Тем не менее ехать быстро не получалось. Приходилось то и дело петлять, объезжая непролазную чащу из двух-трёх сотен громадных сосен, которым почему-то вздумалось расти группами. Однако Митяй не ворчал и за Макиту не хватался, чтобы показать, кто здесь хозяин. Он терпеливо пробирался вперёд, петляя, как заяц, и часа через четыре, проехав сквозь лес, который издалека не казался таким уж страшным, выехал на открытое пространство обычной холмистой лесостепи. По Арамилке ехать было бы просто безумием, — так много в её русле скопилось каменных валунов, один красивее другого. Почти каждый был яшмовым, но среди них попадались и глыбы малахита. Урал, однако, главная сокровищница России-матушки. Митяй уже было обрадовался, но километров через семь перед ним встал стеной такой высоченный и густой лес, преградивший ему путь к Чусовой, до которой, как он чуял нутром, оставалось всего каких-то сорок километров, что он внутренне содрогнулся. Тем не менее он смело поехал вперёд, чтобы застрять в этом лесном лабиринте аж на две с половиной недели. Честно говоря, если бы не буреломы, где ничто не мешало распиливать стволы, то он никогда не проехал бы через этот лес на «Пахоме» и уже раз тридцать пожалел, что не отделился раньше от основной группы, не поплыл искать Каму и не стал подниматься вверх по Чусовой по воде, но делать уже было нечего.

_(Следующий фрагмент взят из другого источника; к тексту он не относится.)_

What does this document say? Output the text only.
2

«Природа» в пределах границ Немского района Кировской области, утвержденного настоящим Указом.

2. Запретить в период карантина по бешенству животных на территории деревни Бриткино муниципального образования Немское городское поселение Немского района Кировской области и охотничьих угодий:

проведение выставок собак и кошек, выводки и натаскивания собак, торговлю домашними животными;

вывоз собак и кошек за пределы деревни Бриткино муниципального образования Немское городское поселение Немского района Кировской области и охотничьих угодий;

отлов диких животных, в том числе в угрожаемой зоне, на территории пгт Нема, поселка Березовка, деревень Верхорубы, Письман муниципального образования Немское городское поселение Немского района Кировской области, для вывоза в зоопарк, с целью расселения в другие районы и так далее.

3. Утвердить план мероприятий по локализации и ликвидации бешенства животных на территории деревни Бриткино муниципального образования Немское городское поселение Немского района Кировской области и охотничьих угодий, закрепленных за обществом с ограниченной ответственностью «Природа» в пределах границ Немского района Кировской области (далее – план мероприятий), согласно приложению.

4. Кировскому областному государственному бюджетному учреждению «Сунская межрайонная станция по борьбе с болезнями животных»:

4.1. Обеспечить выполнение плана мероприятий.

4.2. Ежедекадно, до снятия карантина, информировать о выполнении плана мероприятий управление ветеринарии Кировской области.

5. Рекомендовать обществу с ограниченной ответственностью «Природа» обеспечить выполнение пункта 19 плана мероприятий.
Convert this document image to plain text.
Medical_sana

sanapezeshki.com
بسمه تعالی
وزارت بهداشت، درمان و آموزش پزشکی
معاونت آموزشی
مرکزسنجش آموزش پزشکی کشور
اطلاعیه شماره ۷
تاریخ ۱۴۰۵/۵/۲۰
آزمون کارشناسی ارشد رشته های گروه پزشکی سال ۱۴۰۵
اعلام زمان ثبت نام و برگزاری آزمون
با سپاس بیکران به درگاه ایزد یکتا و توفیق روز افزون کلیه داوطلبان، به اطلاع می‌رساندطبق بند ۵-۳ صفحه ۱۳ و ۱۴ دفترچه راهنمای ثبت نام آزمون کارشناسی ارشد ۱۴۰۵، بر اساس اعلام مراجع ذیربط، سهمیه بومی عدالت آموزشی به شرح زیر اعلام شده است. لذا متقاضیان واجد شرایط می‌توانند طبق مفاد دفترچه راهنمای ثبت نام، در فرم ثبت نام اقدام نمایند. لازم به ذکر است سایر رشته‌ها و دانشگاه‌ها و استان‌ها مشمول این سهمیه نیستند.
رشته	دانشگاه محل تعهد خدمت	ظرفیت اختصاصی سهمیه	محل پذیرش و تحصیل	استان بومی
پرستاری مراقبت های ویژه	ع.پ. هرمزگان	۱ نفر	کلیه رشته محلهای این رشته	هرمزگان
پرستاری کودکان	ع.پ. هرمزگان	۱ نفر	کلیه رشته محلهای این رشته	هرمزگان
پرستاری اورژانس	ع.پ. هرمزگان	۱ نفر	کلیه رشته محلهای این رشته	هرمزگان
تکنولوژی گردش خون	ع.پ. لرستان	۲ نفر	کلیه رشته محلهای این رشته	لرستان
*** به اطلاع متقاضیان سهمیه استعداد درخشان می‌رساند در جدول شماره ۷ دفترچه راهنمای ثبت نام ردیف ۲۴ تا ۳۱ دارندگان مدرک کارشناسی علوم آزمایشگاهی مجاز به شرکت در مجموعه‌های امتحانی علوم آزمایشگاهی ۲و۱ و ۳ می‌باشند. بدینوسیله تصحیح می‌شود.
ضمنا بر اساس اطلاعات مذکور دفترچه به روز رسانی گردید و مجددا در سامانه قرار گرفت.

В конце концов, распилив сотни полторы здоровенных поваленных елей и срубив десятка два уже старых трухлявых елей, он выехал на берег реки Чусовой и в сердцах выматерился. Очень уж он оказался узким и местами крутым — фиг проедешь на каком угодно вездеходе. С этой минуты Митяй превратился в наводчика водяной пушки, благо ему пришлось подсоединить всего четыре рукава. Так, безжалостно сжигая топливо, — впрочем, его он взял с собой помимо того, что в баках, аж три тонны, продвигаясь в час по пятьдесят-шестьдесят метров и промывая себе дорогу, — он упорно двигался вперёд ещё восемь дней, с удивлением отмечая, что вокруг нет ни единой живой души. Даже птицы и те покинули эти места. Видать, их распугали говорящие камни Митяя. Наконец, на двадцать шестой день своих мучений под проливным дождём — ему часто приходилось брать в руки кирку, лом и лопату, — уставший, как чёрт, он подъехал к дому своих говорящих камней вплотную, заглушил двигатель, перешёл из кабины в уютный кубрик, принял горячий душ, поужинал и рухнул спать. Ночью ему снова, как и все последние дни, снились огромные изумруды диаметром сантиметров в пятнадцать и длиной чуть ли не в полметра, горящие зелёным огнём, словно поленья в печи, но его это давно уже не пугало.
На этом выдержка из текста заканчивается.